The Lordstown Workers Gave Up a Lot in an Attempt to Save Their Plant

By Matthew McMullan
Apr 01 2019 |
File Photo

It wasn’t enough for a very profitable company that laid them off anyway.

A couple of weeks ago President Trump offered a helpful tweet to the autoworkers in Lordstown, Ohio, who had just lost their jobs after GM shut down their plant.

April Fools! It wasn’t helpful at all. The president just told the United Autoworkers local president, who represents a bunch of Ohio residents who are now weighing uprooting their lives and moving to a new GM facility against unemployment, to stop complaining:

Way to go, Mr. President! He’s just tellin’ it like it is, on Twitter. He tends to say stuff like this about unions whenever he catches heat (on a TV channel he watches) from a union leader for not following through on his specific promises to save American manufacturing jobs. A common suggestion is to “lower dues,” as if organized labor hasn’t done anything to keep production in unionized plants.   

Well, organized labor isn’t a monolith and not all unions operate in the same way, but the United Autoworkers in Lordstown were very accommodating to GM in their last round of contract negotiations before the company shuttered the plant. They were agreeing to what the company called a “super competitive operating agreement” in an attempt to ward off layoffs … which came anyway.

Seriously, just read some of this stuff from Bloomberg:

To cut costs, the UAW merged Locals 1112 and 1714, which saved the company $3 million a year in administrative costs. Then the union agreed to outsource non-assembly jobs like handling of parts and materials to lower-wage workers employed by a subsidiary called GM Subsystems LLC, according to a document reviewed by Bloomberg.

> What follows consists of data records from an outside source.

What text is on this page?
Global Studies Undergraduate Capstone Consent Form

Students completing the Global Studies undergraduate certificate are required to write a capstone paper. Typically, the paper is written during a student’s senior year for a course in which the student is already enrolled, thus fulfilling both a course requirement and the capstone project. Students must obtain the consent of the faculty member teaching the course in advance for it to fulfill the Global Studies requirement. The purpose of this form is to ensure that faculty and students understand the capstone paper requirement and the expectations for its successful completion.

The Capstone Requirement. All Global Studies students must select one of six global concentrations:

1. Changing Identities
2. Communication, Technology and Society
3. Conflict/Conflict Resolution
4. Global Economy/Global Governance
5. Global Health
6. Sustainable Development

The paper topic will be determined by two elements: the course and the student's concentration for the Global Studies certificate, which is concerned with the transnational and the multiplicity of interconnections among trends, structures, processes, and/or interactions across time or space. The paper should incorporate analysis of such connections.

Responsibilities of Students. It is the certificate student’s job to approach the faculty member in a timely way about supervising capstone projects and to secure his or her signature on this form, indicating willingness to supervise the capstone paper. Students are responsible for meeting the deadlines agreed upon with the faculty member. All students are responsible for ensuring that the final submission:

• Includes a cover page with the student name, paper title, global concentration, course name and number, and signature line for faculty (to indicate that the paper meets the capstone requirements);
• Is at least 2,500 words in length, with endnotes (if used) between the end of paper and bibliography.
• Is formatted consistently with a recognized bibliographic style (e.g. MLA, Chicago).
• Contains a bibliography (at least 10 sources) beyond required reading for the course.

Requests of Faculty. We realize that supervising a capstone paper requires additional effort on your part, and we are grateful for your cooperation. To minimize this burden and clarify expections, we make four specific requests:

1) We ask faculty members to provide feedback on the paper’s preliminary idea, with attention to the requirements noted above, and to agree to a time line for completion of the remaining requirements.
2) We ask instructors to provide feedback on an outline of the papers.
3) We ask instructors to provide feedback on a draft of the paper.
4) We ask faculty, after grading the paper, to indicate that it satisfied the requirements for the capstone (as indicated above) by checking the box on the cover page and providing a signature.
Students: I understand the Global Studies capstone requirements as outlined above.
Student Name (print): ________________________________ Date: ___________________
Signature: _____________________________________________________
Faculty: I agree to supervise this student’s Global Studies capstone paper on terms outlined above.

Next, they allowed GM to cut the number of skilled tradesmen including electricians, pipe fitters, mechanics and die makers in half to 130 by letting the company contract out for overtime skilled-trade work and by changing job classifications, said Scott Brubaker, who was chairman of Local 1714.

The union allowed outside firms to send in contractors to repair supplier parts and assembled vehicles at the plant. It also agreed to drop the number of extra workers employed to cover absentee workers to 60, from 150.

These companies are driven, ultimately, by turning a profit as they and bloodless industry consultants say over and over again, and there are profits to be made by offshoring jobs to Mexico where workers have grown more productive while wages haven’t really budged.

If the USMCA – the NAFTA rewrite the Trump administration negotiated with Canada and Mexico – is ratified, that will help. It would require autos to be built by workers making at least $16 an hour to avoid U.S. import tariffs. That will draw auto assembly jobs back into the States and cause Mexican wages to rise (and make American labor rates more competitive by comparison).

That would be a legitimately big deal for the American autoworker. So you can’t say President Trump, who heads the Trump administration, isn’t doing anything to help those that are getting jerked around by a company that reported record profits last year.

But there's no ratified deal yet to help make American auto wages more competitive, so there's no help for the workers in Lordstown. And in the meantime, the president just tweets.